Show up prepared. You’ll get more out of your lesson if you don’t have to spend the first few minutes pondering what you want to work on. Arrive with two or three ideas in mind — if you come with just one technique you want to improve, it may turn out to be an easy fix. It’s better to need multiple privates to work on multiple techniques than to waste half of one private trying to figure out what you want to do. It’s okay if you don’t know a specific technique you want to work on, also. A good instructor will work with you if you tell them, for example, that you keep getting submitted from side control or want to improve your top game. Having a general idea of what you need help with is much better than walking in and being unable to offer more than a shrug when you’re asked what you’d like to work on.
3. Figure out your learning style.
Many private lessons are done one-on-one, which is great for kinesthetic learners, but sometimes not so great for visual learners.
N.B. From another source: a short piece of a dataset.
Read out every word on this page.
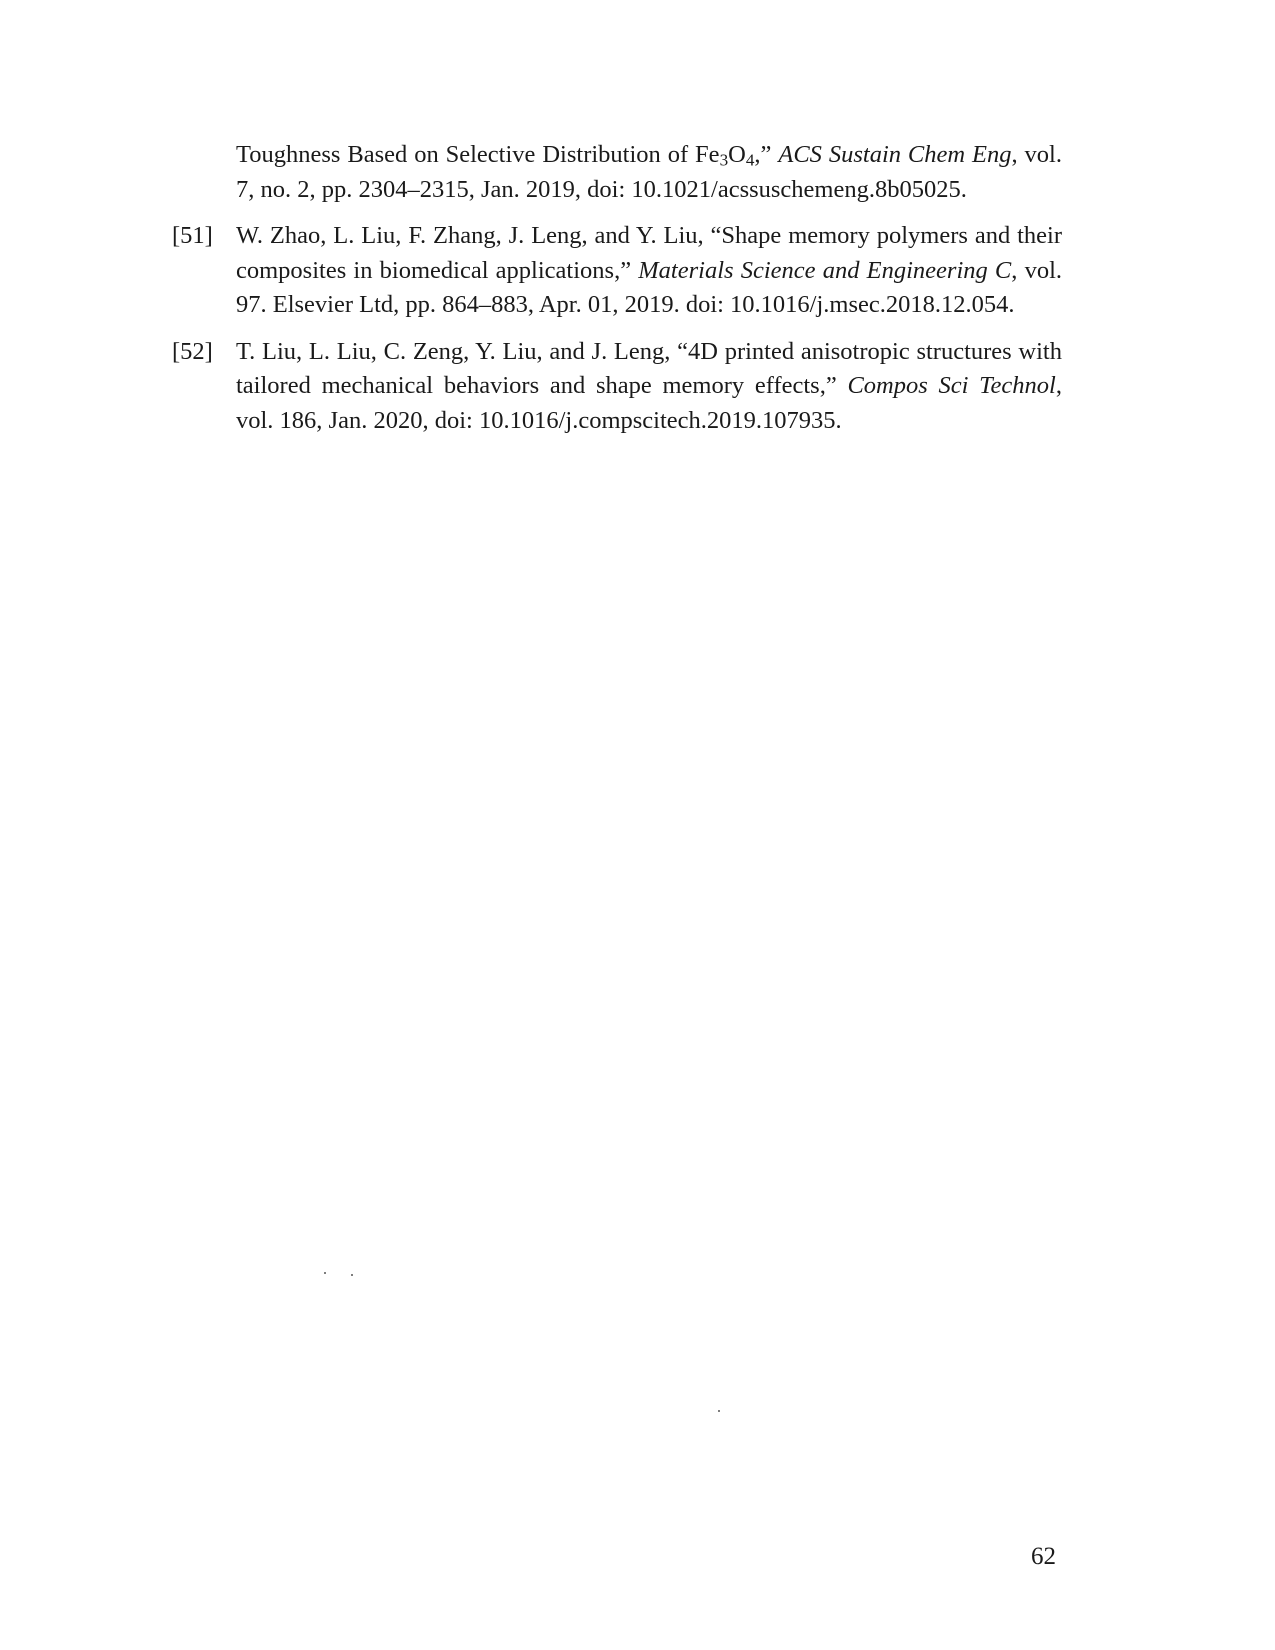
Toughness Based on Selective Distribution of $Fe_3O_4$,” ACS Sustain Chem Eng, vol. 7, no. 2, pp. 2304–2315, Jan. 2019, doi: 10.1021/acssuschemeng.8b05025.
[51] W. Zhao, L. Liu, F. Zhang, J. Leng, and Y. Liu, “Shape memory polymers and their composites in biomedical applications,” Materials Science and Engineering C, vol. 97. Elsevier Ltd, pp. 864–883, Apr. 01, 2019. doi: 10.1016/j.msec.2018.12.054.
[52] T. Liu, L. Liu, C. Zeng, Y. Liu, and J. Leng, “4D printed anisotropic structures with tailored mechanical behaviors and shape memory effects,” Compos Sci Technol, vol. 186, Jan. 2020, doi: 10.1016/j.compscitech.2019.107935.
62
Before you book a private, ask yourself if it would be beneficial for you to have another teammate there with you so you can watch the technique being demonstrated. While some instructors do charge full price when two students attend a class, others offer a discount for each participant, or they may even let one student participate for free if they’re just there to be an uke. If that isn’t possible, ask if you could film portions of the lesson so you can see how the technique is done before you do it yourself.
4. Do your homework.
Don’t let the work end just because you’re out of the gym. Take notes on what you learned, watch related videos to supplement your lesson, and, if you can, find time to drill what you practiced. This is another reason why filming parts of your lesson can be greatly beneficial — you can rewatch what you learned later to help cement the techniques and concepts into your brain. Review your study materials, whatever they may be, before your next jiu-jitsu class so they’re fresh in your mind before your next rolls.
5. Implement what you learn into your jiu-jitsu goals.
Don’t spend time and money learning guard-passing in a private lesson only to stick to playing guard for the next month. The more you practice what you learn, the easier it’ll get over time. As with any technique or lesson, what you learn isn’t going to stick right away so set a goal for yourself to center your rolls around what you’re taught in your private lesson(s). For example, if your private focused on armbars, make armbars the focus of your rolls in class or open mat as well.
Private lessons can be one of the best investments you can make in your jiu-jitsu journey, so make sure you’re not squandering the opportunity to get personalized recommendations for your BJJ game. By putting a little more effort in, you can ensure that what you’re taught in your one-on-one time with a coach can serve you on the mats for the rest of your life.